Todo esto se encontraba, in extenso, en otros libros de Revel. Así que me he fijado ahora más en sus comentarios sobre cuestiones más “menudas”: su indignación ante el culto a la velocidad y ante el mandamiento actual de “divertirse hasta morir”; la pérdida de calidad y sabor de ciertas materias primas (frutas, verduras, etc.), que entristece a un gourmet como él; el deterioro del francés en la calle y en los medios de masas; su agobio frente a requerimientos sociales que le restan tiempo para el trabajo que verdaderamente le interesa; el elogio de la conversación unida a una buena mesa, y la dificultad de una buena charla si hay exceso de comensales; o, incluso (será porque lo he pensado con frecuencia últimamente), la endeblez del argumento y de las partes recitadas de La flauta mágica.

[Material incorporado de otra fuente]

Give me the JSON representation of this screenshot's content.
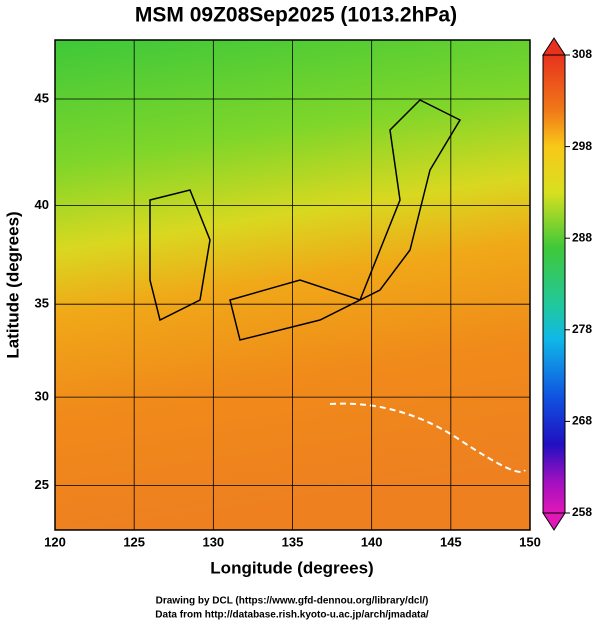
{
  "map": {
    "title": "MSM 09Z08Sep2025 (1013.2hPa)",
    "x_label": "Longitude (degrees)",
    "y_label": "Latitude  (degrees)",
    "lon_range": [
      120,
      150
    ],
    "lat_range": [
      22.4,
      47.6
    ],
    "lon_ticks": [
      120,
      125,
      130,
      135,
      140,
      145,
      150
    ],
    "lat_ticks": [
      25,
      30,
      35,
      40,
      45
    ],
    "colorbar": {
      "range": [
        258,
        308
      ],
      "ticks": [
        258,
        268,
        278,
        288,
        298,
        308
      ]
    },
    "credits": [
      "Drawing by DCL (https://www.gfd-dennou.org/library/dcl/)",
      "Data from http://database.rish.kyoto-u.ac.jp/arch/jmadata/"
    ]
  }
}
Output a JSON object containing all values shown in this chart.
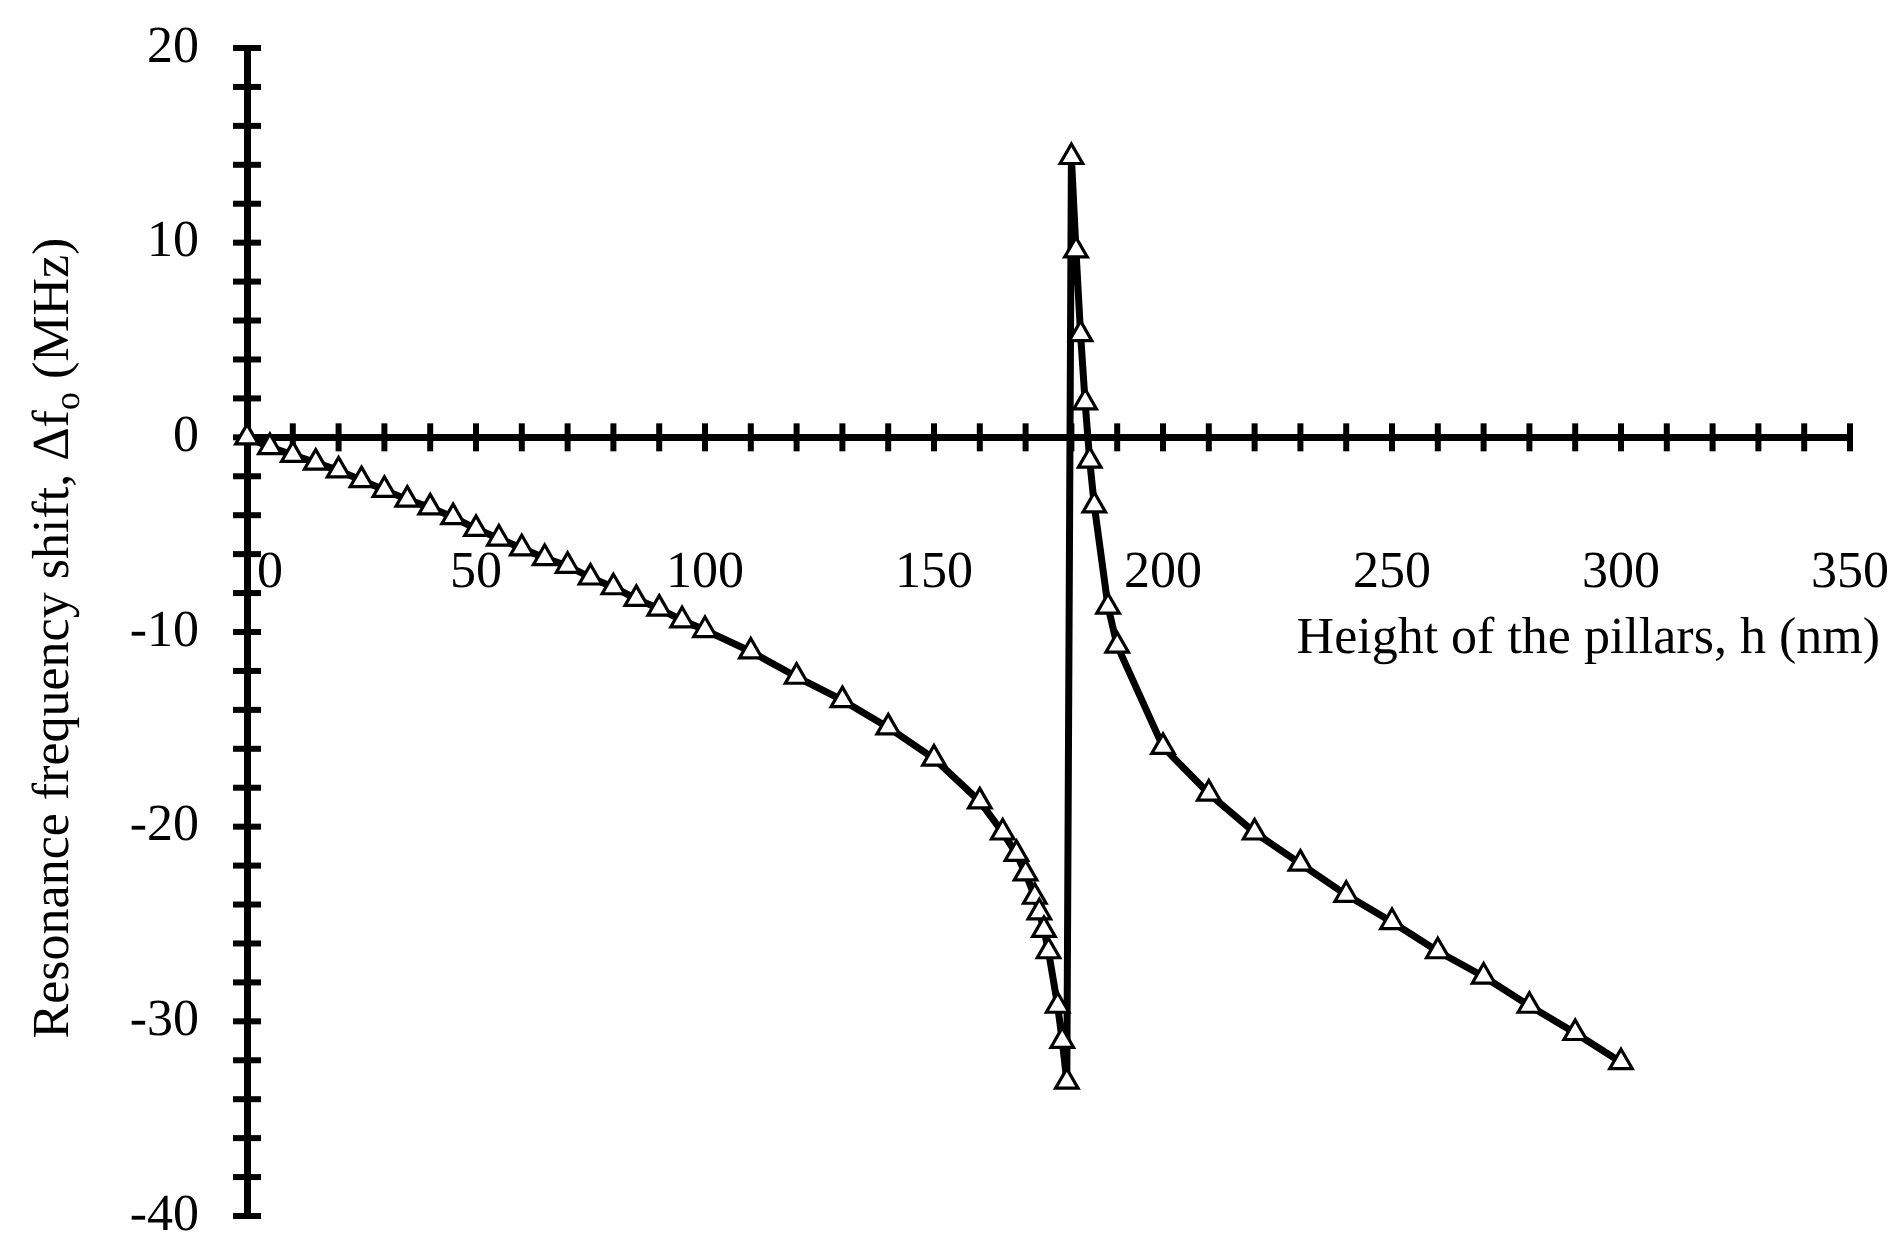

Las últimas palabras del libro recuerdan las que guiaban uno de sus libros más apreciados, El conocimiento inútil: «Una enseñanza, una impresión, diría más modestamente, se desprende para mí de estas notas escritas a vuela pluma durante el último año del siglo. De este siglo que fue el de la lucha entre democracia y totalitarismo, todavía tenemos demasiado arraigadas, pese a la victoria de la democracia, las deformaciones intelectuales del totalitarismo. La democracia no habrá ganado del todo mientras mentir siga pareciendo un comportamiento natural, tanto en el ámbito de la política como en el del pensamiento. Mientras se eternicen en el debate público la traición a la verdad, la negación de los hechos elementales, la distorsión ideológica, el deseo de derribar al contradictor y no de refutar sus argumentos, no podremos afirmar, diga lo que diga el calendario, haber salido del siglo XX y entrado en el tercer milenio.»
1 comentario:
Mientras leía este magnífico comentario sobre Revel (¡Viva Revel!) pensaba en gente a quien debiera "castigarse" (como se castiga a quienes infringen señales de tráfico o se dedican al botellón) a acudir a una lectura de Revel hasta dosis indigestas, para inocularles el virus del denostado liberalismo de manera irreparable.